# Cheers



## Kamil G.

How do I say ( Cheers =) Love you Baby ) in turkish....

Thank you


----------



## Stambouliote

Cheers as a toast? You can say "Şerefe!"

( Cheers =) Love you Baby ) >>> Şerefe! Seni seviyorum bebeğim/tatlım/canım


----------



## Orkide

It could be "Cheers" as in "Thank you" as well. I'd write "sağol" in that case.


----------



## shiningstar

Kamil G. said:


> How do I say ( Cheers =) Love you Baby ) in turkish....
> 
> Thank you


 
"Cheers" sounds as a greeting word in the phrase you gave. If this is the case, you may want to say:

"Selamlar" or "Merhaba", or depending on the hour of the day:
"Günaydın, seni seviyorum bebeğim/aşkım/canım, etc." (good morning)
"Mutlu sabahlar (or akşamlar)" (Happy morning -evening)

I cant think of any word that exactly corresponds to this greeting but I hope these words will help.


----------



## Orkide

shiningstar said:


> "Cheers" sounds as a greeting word in the phrase you gave. If this is the case, you may want to say:
> 
> "Selamlar" or "Merhaba", or depending on the hour of the day:
> "Günaydın, seni seviyorum bebeğim/aşkım/canım, etc." (good morning)
> "Mutlu sabahlar (or akşamlar)" (Happy morning -evening)
> 
> I cant think of any word that exactly corresponds to this greeting but I hope these words will help.

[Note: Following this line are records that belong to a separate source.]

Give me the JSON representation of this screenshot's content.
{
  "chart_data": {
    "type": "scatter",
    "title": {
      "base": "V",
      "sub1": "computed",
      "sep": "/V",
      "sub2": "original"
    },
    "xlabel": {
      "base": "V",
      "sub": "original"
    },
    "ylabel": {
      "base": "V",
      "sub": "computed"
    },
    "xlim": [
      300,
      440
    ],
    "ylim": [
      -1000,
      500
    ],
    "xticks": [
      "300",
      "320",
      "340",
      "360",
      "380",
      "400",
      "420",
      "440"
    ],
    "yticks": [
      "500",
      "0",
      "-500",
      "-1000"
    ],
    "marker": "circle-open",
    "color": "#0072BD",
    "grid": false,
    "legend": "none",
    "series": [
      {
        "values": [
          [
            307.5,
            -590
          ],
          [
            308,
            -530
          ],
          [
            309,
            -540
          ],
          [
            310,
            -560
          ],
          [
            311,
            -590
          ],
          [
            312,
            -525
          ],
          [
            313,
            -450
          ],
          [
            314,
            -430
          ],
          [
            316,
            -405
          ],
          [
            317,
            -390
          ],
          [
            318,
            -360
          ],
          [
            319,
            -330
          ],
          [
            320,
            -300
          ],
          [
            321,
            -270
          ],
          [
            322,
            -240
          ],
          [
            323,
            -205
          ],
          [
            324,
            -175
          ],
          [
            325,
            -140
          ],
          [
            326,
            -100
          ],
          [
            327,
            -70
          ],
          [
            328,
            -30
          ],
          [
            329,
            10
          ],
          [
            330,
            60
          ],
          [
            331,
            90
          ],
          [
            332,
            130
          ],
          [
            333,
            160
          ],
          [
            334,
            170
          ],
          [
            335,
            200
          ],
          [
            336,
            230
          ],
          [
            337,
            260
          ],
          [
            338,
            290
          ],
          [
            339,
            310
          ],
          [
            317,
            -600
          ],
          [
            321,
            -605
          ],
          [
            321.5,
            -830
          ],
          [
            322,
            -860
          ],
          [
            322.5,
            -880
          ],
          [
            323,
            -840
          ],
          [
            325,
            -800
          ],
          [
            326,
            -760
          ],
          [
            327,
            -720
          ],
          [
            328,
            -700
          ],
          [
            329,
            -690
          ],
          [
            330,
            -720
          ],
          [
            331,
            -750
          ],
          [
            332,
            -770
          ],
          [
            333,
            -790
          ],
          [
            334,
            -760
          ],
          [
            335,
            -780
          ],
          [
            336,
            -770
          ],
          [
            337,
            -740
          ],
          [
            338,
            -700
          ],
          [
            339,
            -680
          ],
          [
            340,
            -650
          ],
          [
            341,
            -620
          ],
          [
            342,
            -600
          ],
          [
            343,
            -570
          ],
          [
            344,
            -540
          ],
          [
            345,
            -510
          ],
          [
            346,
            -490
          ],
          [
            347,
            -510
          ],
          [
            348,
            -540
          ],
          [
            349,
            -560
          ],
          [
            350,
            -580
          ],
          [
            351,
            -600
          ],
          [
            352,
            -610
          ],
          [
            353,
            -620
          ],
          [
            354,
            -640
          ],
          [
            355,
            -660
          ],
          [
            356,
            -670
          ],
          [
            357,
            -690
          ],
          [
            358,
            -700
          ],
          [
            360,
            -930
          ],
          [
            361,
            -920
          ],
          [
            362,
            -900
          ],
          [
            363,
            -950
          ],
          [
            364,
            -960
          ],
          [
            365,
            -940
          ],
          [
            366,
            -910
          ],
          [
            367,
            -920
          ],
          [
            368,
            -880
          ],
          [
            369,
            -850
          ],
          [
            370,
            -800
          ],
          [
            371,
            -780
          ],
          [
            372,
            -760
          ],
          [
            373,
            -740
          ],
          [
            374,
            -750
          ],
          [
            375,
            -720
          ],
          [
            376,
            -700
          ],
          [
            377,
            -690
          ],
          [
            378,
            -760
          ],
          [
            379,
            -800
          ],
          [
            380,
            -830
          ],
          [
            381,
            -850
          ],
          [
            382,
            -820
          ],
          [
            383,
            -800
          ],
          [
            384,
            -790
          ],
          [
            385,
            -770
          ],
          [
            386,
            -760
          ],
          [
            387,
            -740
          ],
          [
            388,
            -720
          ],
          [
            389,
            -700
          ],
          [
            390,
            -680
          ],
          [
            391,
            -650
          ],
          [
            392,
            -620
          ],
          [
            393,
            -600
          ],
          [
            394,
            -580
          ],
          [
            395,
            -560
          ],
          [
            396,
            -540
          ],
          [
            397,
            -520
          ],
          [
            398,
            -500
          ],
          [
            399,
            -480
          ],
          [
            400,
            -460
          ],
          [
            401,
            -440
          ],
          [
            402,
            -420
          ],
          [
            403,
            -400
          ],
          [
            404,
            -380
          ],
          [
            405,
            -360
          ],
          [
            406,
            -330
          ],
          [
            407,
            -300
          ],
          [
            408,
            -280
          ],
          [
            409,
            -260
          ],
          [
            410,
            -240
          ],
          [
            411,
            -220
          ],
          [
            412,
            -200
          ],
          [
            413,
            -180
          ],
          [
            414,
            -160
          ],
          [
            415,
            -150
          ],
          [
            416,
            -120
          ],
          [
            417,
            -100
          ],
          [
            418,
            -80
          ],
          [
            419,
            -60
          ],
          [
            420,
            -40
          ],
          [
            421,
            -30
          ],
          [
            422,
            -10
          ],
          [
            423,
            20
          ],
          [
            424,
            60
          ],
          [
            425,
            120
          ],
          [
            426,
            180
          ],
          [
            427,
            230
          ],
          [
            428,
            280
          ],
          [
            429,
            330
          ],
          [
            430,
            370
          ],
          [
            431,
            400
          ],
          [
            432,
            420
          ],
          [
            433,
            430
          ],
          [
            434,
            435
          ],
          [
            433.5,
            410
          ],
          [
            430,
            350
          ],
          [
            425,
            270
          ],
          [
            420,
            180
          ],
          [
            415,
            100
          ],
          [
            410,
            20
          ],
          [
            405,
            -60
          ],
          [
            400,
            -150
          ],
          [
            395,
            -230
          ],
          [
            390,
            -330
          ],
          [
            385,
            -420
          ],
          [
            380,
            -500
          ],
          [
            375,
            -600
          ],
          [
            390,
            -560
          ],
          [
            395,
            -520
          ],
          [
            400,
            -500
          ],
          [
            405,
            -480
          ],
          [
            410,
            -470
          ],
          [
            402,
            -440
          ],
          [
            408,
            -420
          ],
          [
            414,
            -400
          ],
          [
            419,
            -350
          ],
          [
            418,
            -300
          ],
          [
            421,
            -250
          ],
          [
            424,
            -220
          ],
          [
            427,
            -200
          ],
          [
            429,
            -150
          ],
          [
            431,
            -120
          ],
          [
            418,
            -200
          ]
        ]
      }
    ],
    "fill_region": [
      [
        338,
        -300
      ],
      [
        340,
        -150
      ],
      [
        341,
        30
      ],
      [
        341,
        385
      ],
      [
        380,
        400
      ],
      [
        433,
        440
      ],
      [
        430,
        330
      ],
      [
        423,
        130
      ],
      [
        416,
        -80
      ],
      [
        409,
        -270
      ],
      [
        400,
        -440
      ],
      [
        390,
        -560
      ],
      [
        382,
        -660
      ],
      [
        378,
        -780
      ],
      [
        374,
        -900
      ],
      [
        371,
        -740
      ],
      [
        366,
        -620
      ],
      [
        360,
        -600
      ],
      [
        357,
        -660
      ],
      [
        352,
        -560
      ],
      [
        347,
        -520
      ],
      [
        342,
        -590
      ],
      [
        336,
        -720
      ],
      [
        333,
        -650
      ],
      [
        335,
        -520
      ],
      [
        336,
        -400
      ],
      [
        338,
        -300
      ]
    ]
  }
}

According to Oxford's online Dictionary, "cheers" has two meanings. But it's not a greeting.

*cheers*


  • *exclamation* informal *1* expressing good wishes before drinking. *2* chiefly Brit. said to  express gratitude or on parting.


Best wishes,

O.


----------



## shiningstar

Orkide said:


> According to Oxford's online Dictionary, "cheers" has two meanings. But it's not a greeting.
> 
> *cheers*
> 
> 
> • *exclamation* informal *1* expressing good wishes before drinking. *2* chiefly Brit. said to express gratitude or on parting.
> 
> 
> Best wishes,
> 
> 
> O.


 
Cheers has also a meaning of salutation. Have you ever heard somebody says that "Şerefe, Seni seviyorum"? I, personally, haven't heard such exclamation is used in our country. If you take a look not just at "Cheers" but at "cheer" too you will understand my message. We have to interprete (but not translate!) it into our language logic.

All the Best.
M.

PS: I've just realize that your native language is dutch. To my language "cheers", as it were in the phrase above, can only be interpreted as a greeting word. Of course it's my language logic, others may think otherwise.


----------



## Orkide

shiningstar said:


> Cheers has also a meaning of salutation. Have you ever heard somebody says that "Şerefe, Seni seviyorum"? I, personally, haven't heard such exclamation is used in our country. If you take a look not just at "Cheers" but at "cheer" too you will understand my message. We have to interprete (but not translate!) it into our language logic.
> 
> All the Best.
> M.
> 
> PS: I've just realize that your native language is dutch. To my language "cheers", as it were in the phrase above, can only be interpreted as a greeting word. Of course it's my language logic, others may think otherwise.



Hi Shiningstar

My mother tongue is Dutch indeed. I was hoping for a native English person to answer this thread, since my English may be good, but not like a native person's of course.

I was searching a bit, and found these threads:
http://forum.wordreference.com/showthread.php?t=912
http://forum.wordreference.com/showthread.php?t=518277
http://www.urbandictionary.com/define.php?term=cheers

People all agree that "cheers" is commonly accepted and used as another word for "thanks", but there is some discussion about the "goodbye" meaning (you'll see when you read the threads). 
It could *not *mean  something like "merhaba" though.
And in America they only use it when meaning "şerefe".

It would be nice if the OP came back to say what he actually meant 

Have a nice day.


----------



## Kamil G.

If you can help me how can I say  (I believe together we'll fly!! I believe in the power of you and I ) in Turkish.... 

Thank you


----------